How dare you criticize my running pace?


It burns me up when I hear runners criticizing other runners for running too slow or for walking during a run event. Some of my Army buddies can be ruthless when it comes to this and I make sure I correct them every time I hear it. There’s a difference between constructively trying to help a person, and blatantly putting them down. Not everyone has been running for years so not all of us will run a fast pace. Some people may run a 7:00 minute mile and some may run a 15:00 minute mile, at the end of the day, it’s the same mile. I know a 15:00 mile may not be acceptable for most according to Army standards, so I’m mainly referring to those who are just starting out. I recently started a new run group in my area, and not all the participants are strong runners just yet.
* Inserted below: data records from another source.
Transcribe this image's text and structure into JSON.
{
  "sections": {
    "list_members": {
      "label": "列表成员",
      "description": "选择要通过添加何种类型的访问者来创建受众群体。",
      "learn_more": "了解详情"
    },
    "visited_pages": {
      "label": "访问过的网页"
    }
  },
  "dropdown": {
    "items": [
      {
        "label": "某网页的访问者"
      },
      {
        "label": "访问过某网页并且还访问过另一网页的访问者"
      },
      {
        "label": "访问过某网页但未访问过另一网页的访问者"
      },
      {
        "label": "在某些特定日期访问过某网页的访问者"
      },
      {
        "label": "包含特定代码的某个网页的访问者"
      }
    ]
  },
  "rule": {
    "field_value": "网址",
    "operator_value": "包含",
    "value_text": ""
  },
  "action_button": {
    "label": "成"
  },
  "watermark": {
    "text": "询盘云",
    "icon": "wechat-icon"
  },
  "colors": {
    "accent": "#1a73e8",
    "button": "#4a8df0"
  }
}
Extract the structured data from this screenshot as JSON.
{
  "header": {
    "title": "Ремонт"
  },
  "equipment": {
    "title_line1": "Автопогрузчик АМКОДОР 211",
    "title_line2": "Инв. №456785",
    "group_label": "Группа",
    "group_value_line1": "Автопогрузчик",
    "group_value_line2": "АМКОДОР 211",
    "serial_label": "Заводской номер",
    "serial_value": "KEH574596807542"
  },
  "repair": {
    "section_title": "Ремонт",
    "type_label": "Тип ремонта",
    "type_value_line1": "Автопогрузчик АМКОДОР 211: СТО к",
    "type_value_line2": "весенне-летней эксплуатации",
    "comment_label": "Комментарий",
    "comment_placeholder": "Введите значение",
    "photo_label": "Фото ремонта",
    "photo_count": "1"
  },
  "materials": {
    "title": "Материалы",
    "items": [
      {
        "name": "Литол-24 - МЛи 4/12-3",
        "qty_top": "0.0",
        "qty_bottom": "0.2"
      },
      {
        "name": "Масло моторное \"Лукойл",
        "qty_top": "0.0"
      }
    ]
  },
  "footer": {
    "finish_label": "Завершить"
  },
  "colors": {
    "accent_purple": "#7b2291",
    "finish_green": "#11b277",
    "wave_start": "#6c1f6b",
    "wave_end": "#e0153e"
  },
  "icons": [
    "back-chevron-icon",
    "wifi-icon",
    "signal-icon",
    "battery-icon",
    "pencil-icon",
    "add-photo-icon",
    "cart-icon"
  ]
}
To me it doesn’t matter how fast or slow a person runs, the fact that they made an effort to run in the first place says a lot about them. It takes a lot of courage to get out there and run with other runners, especially if you’re just starting out or getting back to running after a hiatus.
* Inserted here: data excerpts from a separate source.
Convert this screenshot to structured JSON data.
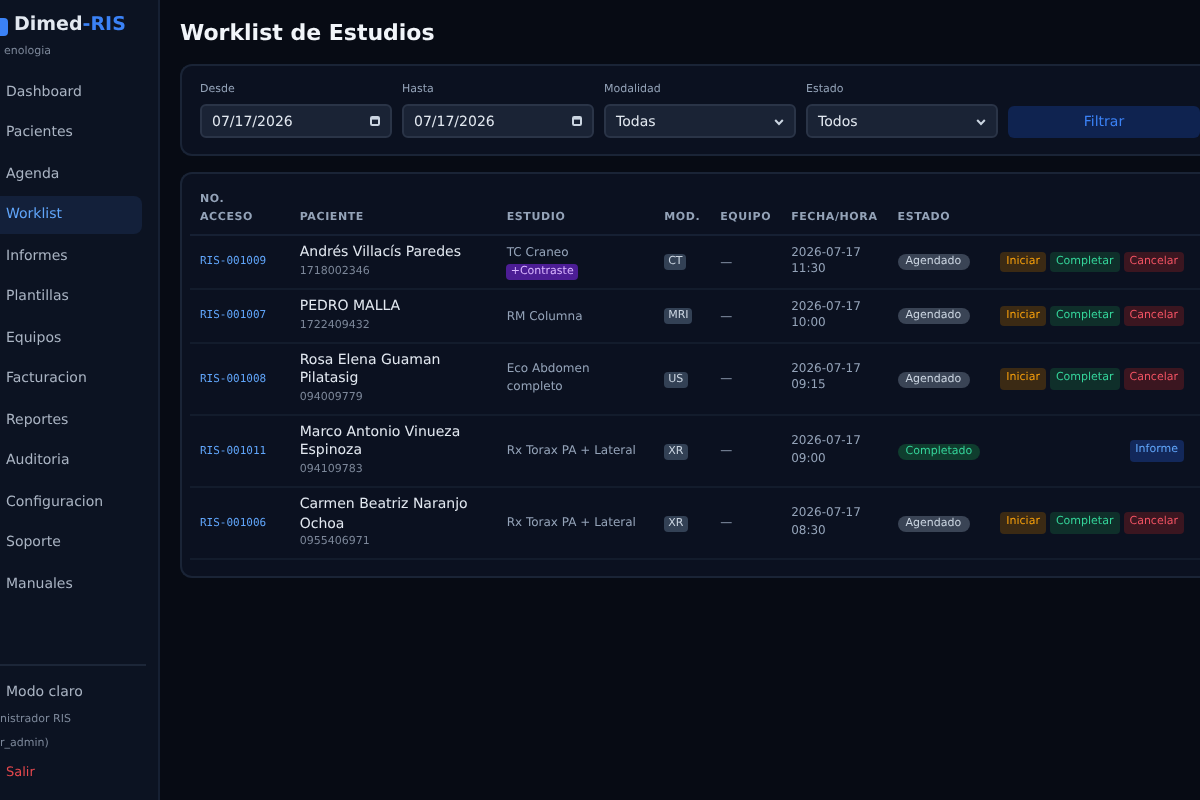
{
  "sidebar": {
    "brand": {
      "name": "Dimed",
      "suffix": "-RIS",
      "subtitle": "enologia"
    },
    "items": [
      {
        "label": "Dashboard",
        "selected": false
      },
      {
        "label": "Pacientes",
        "selected": false
      },
      {
        "label": "Agenda",
        "selected": false
      },
      {
        "label": "Worklist",
        "selected": true
      },
      {
        "label": "Informes",
        "selected": false
      },
      {
        "label": "Plantillas",
        "selected": false
      },
      {
        "label": "Equipos",
        "selected": false
      },
      {
        "label": "Facturacion",
        "selected": false
      },
      {
        "label": "Reportes",
        "selected": false
      },
      {
        "label": "Auditoria",
        "selected": false
      },
      {
        "label": "Configuracion",
        "selected": false
      },
      {
        "label": "Soporte",
        "selected": false
      },
      {
        "label": "Manuales",
        "selected": false
      }
    ],
    "theme_toggle": "Modo claro",
    "user_role": "nistrador RIS",
    "user_login": "r_admin)",
    "logout": "Salir"
  },
  "page_title": "Worklist de Estudios",
  "filters": {
    "fields": [
      {
        "kind": "date",
        "label": "Desde",
        "value": "07/17/2026"
      },
      {
        "kind": "date",
        "label": "Hasta",
        "value": "07/17/2026"
      },
      {
        "kind": "select",
        "label": "Modalidad",
        "value": "Todas"
      },
      {
        "kind": "select",
        "label": "Estado",
        "value": "Todos"
      }
    ],
    "button": "Filtrar"
  },
  "table": {
    "columns": [
      "NO. ACCESO",
      "PACIENTE",
      "ESTUDIO",
      "MOD.",
      "EQUIPO",
      "FECHA/HORA",
      "ESTADO"
    ],
    "rows": [
      {
        "access": "RIS-001009",
        "patient": "Andrés Villacís Paredes",
        "patient_id": "1718002346",
        "study": "TC Craneo",
        "study_tag": "+Contraste",
        "modality": "CT",
        "equipment": "—",
        "date": "2026-07-17",
        "time": "11:30",
        "status": {
          "kind": "scheduled",
          "label": "Agendado"
        },
        "actions": [
          {
            "kind": "start",
            "label": "Iniciar"
          },
          {
            "kind": "complete",
            "label": "Completar"
          },
          {
            "kind": "cancel",
            "label": "Cancelar"
          }
        ]
      },
      {
        "access": "RIS-001007",
        "patient": "PEDRO MALLA",
        "patient_id": "1722409432",
        "study": "RM Columna",
        "modality": "MRI",
        "equipment": "—",
        "date": "2026-07-17",
        "time": "10:00",
        "status": {
          "kind": "scheduled",
          "label": "Agendado"
        },
        "actions": [
          {
            "kind": "start",
            "label": "Iniciar"
          },
          {
            "kind": "complete",
            "label": "Completar"
          },
          {
            "kind": "cancel",
            "label": "Cancelar"
          }
        ]
      },
      {
        "access": "RIS-001008",
        "patient": "Rosa Elena Guaman Pilatasig",
        "patient_id": "094009779",
        "study": "Eco Abdomen completo",
        "modality": "US",
        "equipment": "—",
        "date": "2026-07-17",
        "time": "09:15",
        "status": {
          "kind": "scheduled",
          "label": "Agendado"
        },
        "actions": [
          {
            "kind": "start",
            "label": "Iniciar"
          },
          {
            "kind": "complete",
            "label": "Completar"
          },
          {
            "kind": "cancel",
            "label": "Cancelar"
          }
        ]
      },
      {
        "access": "RIS-001011",
        "patient": "Marco Antonio Vinueza Espinoza",
        "patient_id": "094109783",
        "study": "Rx Torax PA + Lateral",
        "modality": "XR",
        "equipment": "—",
        "date": "2026-07-17",
        "time": "09:00",
        "status": {
          "kind": "completed",
          "label": "Completado"
        },
        "actions": [
          {
            "kind": "report",
            "label": "Informe"
          }
        ]
      },
      {
        "access": "RIS-001006",
        "patient": "Carmen Beatriz Naranjo Ochoa",
        "patient_id": "0955406971",
        "study": "Rx Torax PA + Lateral",
        "modality": "XR",
        "equipment": "—",
        "date": "2026-07-17",
        "time": "08:30",
        "status": {
          "kind": "scheduled",
          "label": "Agendado"
        },
        "actions": [
          {
            "kind": "start",
            "label": "Iniciar"
          },
          {
            "kind": "complete",
            "label": "Completar"
          },
          {
            "kind": "cancel",
            "label": "Cancelar"
          }
        ]
      }
    ]
  }
}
We want Americans to be healthy and fit, yet some people will stare at and criticize those they see struggling during their workouts. To that person doing the criticizing, how dare you put someone down that’s just starting out? We all started somewhere. Even the fastest runner on the track didn’t start out that way. I don’t care if they’ve been an athlete for most of their lives, they still had to start somewhere, and they gradually got better over time. What makes you think slower runners are any different?

mud runners

I remember when I first started running. I couldn’t run a full mile without stopping if it saved my life. THirty seconds into my run and I was winded, I thought I would never be able to run a mile. Now I can run for miles. It used to take me 17:00 minutes, mostly walking, but now I can run that same mile in 8:00 minutes. I know I’m not the fastest person out there, but I still get out there and give it my all. I may complain while I’m out there, but hell, I’m there! The only way to get better is to set goals and keep striving to improve.

random runner 2

If you see a beginner runner at a run event, don’t stare at them or make rude comments about their pace. Offer a word of encouragement like “Way to go!” or “Looking good out there”. Sometimes those words can boost a person’s self-esteem and make them push even harder. The fact of the matter is, they’re out there trying, which puts them at an advantage over everyone that’s still at home sitting on the couch.